I have a question related to the euclideanDistance query. I'm creating a database that contains the information of people faces. Every node contains, a Person information such as;

  • the unique identity,
  • the photo id
  • the face encoding float array (128).

After we add a person node to the database, we are running a query that search the database and set a SIMILARITY relationship with distance information between the nodes.

When we do not have that much person node in the database, the query at the below working very well, however, the database starts getting many person nodes and the query at the below is getting extremely slow. Currently we have 20k people and we have more than 300k people waiting to be added. It was working well till 5K people however currently taking minute(s) to complete the query mentioned below.

The machine is 4 CPU core 8GB RAM but I can make it 16 CPU core 64GB RAM. However, it will be a very expensive monthly setup for this purpose and I'm not sure how much performance benefits it can bring. By the way, it is a standalone Neo4j 5.17.0 setup with apoc and gds plugins.
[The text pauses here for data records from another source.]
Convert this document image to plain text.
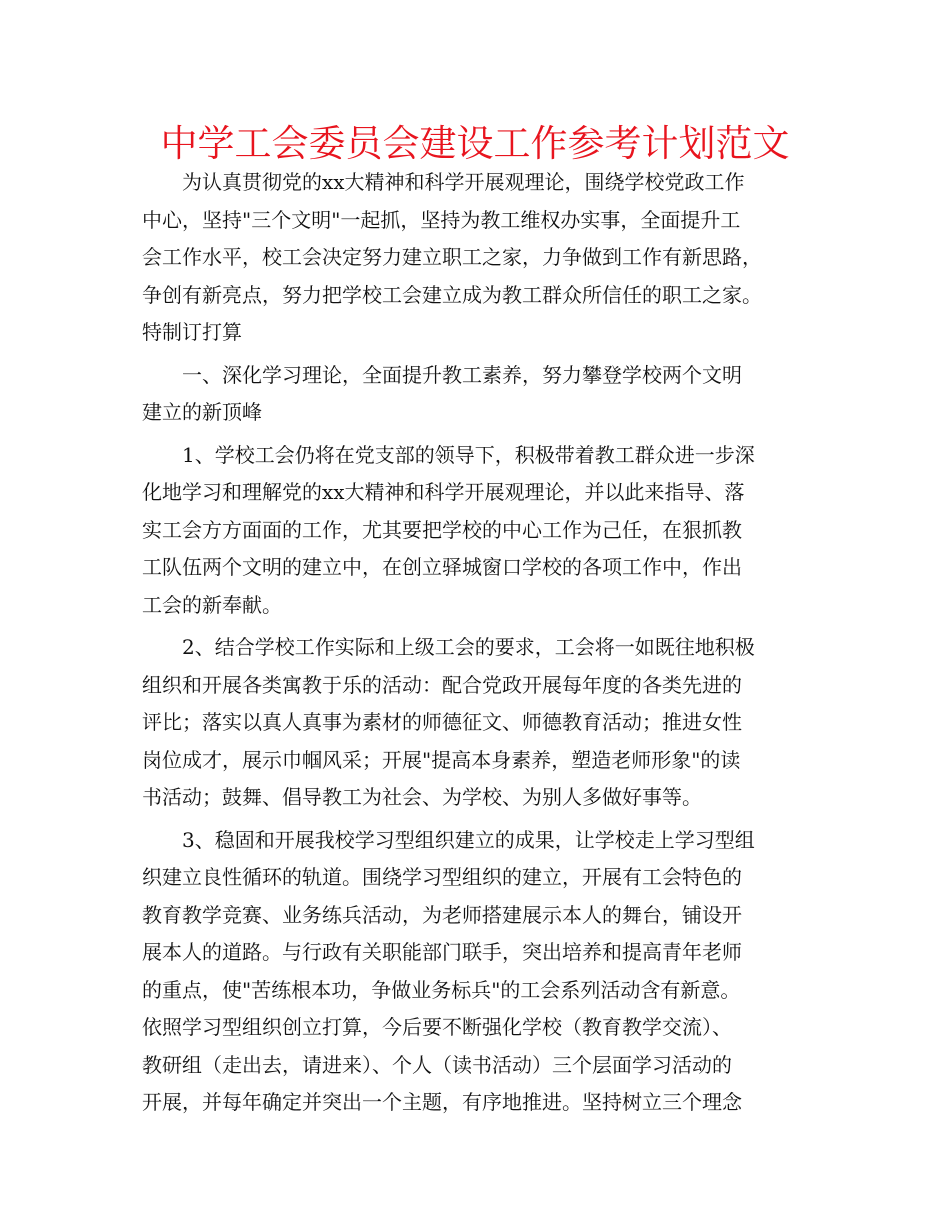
中学工会委员会建设工作参考计划范文
为认真贯彻党的xx大精神和科学开展观理论，围绕学校党政工作
中心，坚持"三个文明"一起抓，坚持为教工维权办实事，全面提升工
会工作水平，校工会决定努力建立职工之家，力争做到工作有新思路，
争创有新亮点，努力把学校工会建立成为教工群众所信任的职工之家。
特制订打算
一、深化学习理论，全面提升教工素养，努力攀登学校两个文明
建立的新顶峰
1、学校工会仍将在党支部的领导下，积极带着教工群众进一步深
化地学习和理解党的xx大精神和科学开展观理论，并以此来指导、落
实工会方方面面的工作，尤其要把学校的中心工作为己任，在狠抓教
工队伍两个文明的建立中，在创立驿城窗口学校的各项工作中，作出
工会的新奉献。
2、结合学校工作实际和上级工会的要求，工会将一如既往地积极
组织和开展各类寓教于乐的活动：配合党政开展每年度的各类先进的
评比；落实以真人真事为素材的师德征文、师德教育活动；推进女性
岗位成才，展示巾帼风采；开展"提高本身素养，塑造老师形象"的读
书活动；鼓舞、倡导教工为社会、为学校、为别人多做好事等。
3、稳固和开展我校学习型组织建立的成果，让学校走上学习型组
织建立良性循环的轨道。围绕学习型组织的建立，开展有工会特色的
教育教学竞赛、业务练兵活动，为老师搭建展示本人的舞台，铺设开
展本人的道路。与行政有关职能部门联手，突出培养和提高青年老师
的重点，使"苦练根本功，争做业务标兵"的工会系列活动含有新意。
依照学习型组织创立打算，今后要不断强化学校（教育教学交流）、
教研组（走出去，请进来）、个人（读书活动）三个层面学习活动的
开展，并每年确定并突出一个主题，有序地推进。坚持树立三个理念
Database size is 8.4GB with 20k node and relationship count is 70M.

The questions are;

  • Is there a way to increase the speed?
  • Do you have any other design ideas related to the nodes and relations

The query is;

CALL apoc.periodic.iterate(
    "Match (n:Person), (m: Person) 
           Where not (n)-[:SIMILARITY]-(m) and 
                        n.id_primary = $primary and 
                        n.id_primary <> m.id_primary 
     With n, m, gds.similarity.euclideanDistance(n.encoding, m.encoding) as distance 
           Where distance <= $threshold 
     Return n, m, distance", 
    "Merge (n)-[r:SIMILARITY {distance: distance}]-(m)", 
    {batchSize:100, iterateList:true, parallel:true, params:{primary:"x", threshold:0.45}}
)

primary parameter is the unique identifier for the person. threshold parameters is always the same

I've already created index on id_primary.
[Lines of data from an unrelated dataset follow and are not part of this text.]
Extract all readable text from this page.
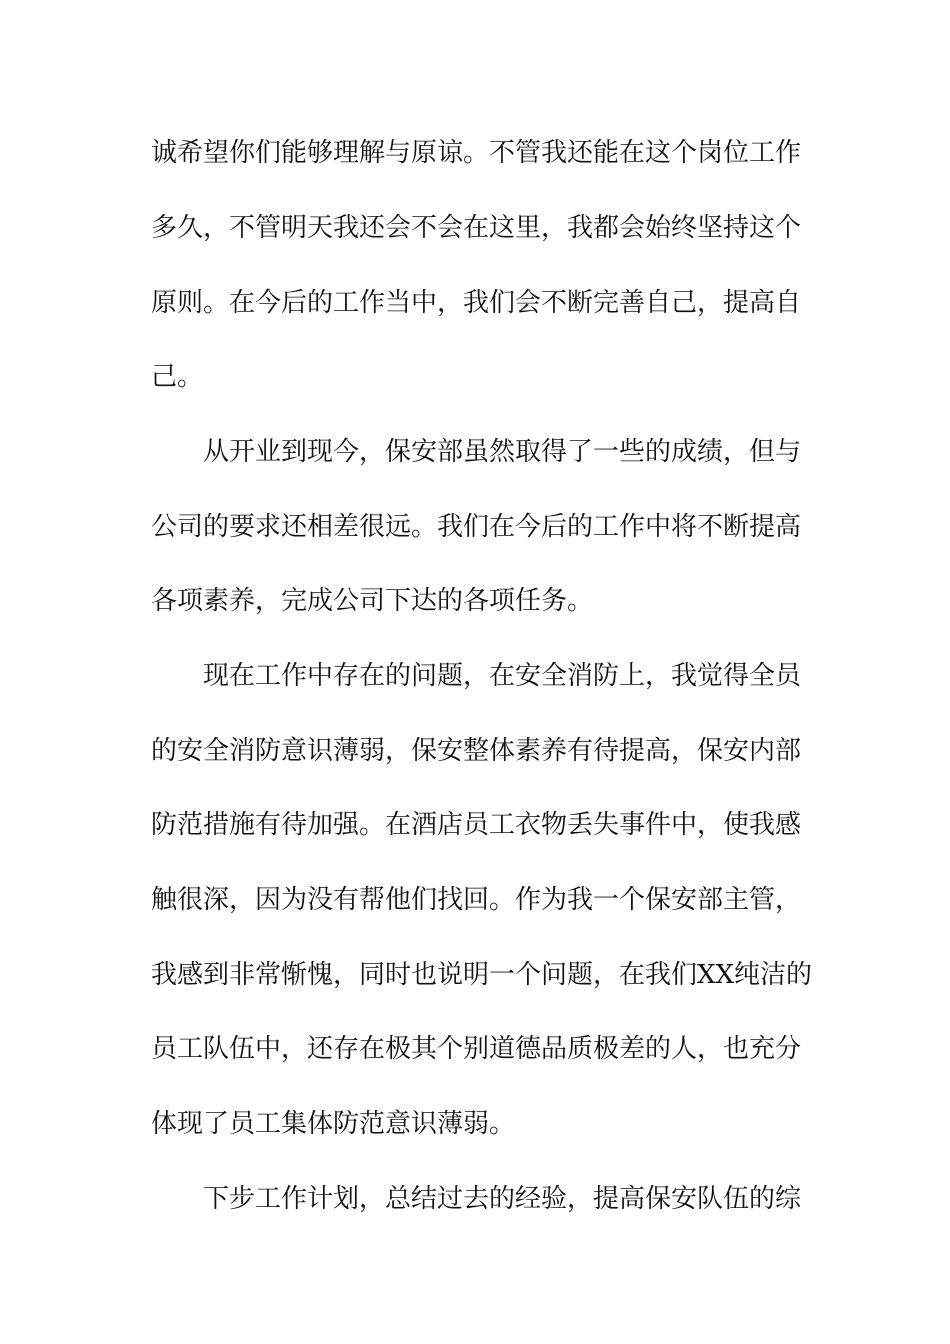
诚希望你们能够理解与原谅。不管我还能在这个岗位工作
多久，不管明天我还会不会在这里，我都会始终坚持这个
原则。在今后的工作当中，我们会不断完善自己，提高自
己。
从开业到现今，保安部虽然取得了一些的成绩，但与
公司的要求还相差很远。我们在今后的工作中将不断提高
各项素养，完成公司下达的各项任务。
现在工作中存在的问题，在安全消防上，我觉得全员
的安全消防意识薄弱，保安整体素养有待提高，保安内部
防范措施有待加强。在酒店员工衣物丢失事件中，使我感
触很深，因为没有帮他们找回。作为我一个保安部主管，
我感到非常惭愧，同时也说明一个问题，在我们XX纯洁的
员工队伍中，还存在极其个别道德品质极差的人，也充分
体现了员工集体防范意识薄弱。
下步工作计划，总结过去的经验，提高保安队伍的综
To be honest, this kind of query needs to search whole database to create relationships and I have clear awareness about it. However, I'm just curious if there is any point that can answer my questions.

We resolve the problem by giving up creating relations between nodes.

We created Vector index on the encoding field and execute the search with db.index.vector.queryNodes function and re-calculate the euclidean distance of the highest score matches result. That is not exactly what would like to do with the previous approach but it is providing enough data (query result) for the usability.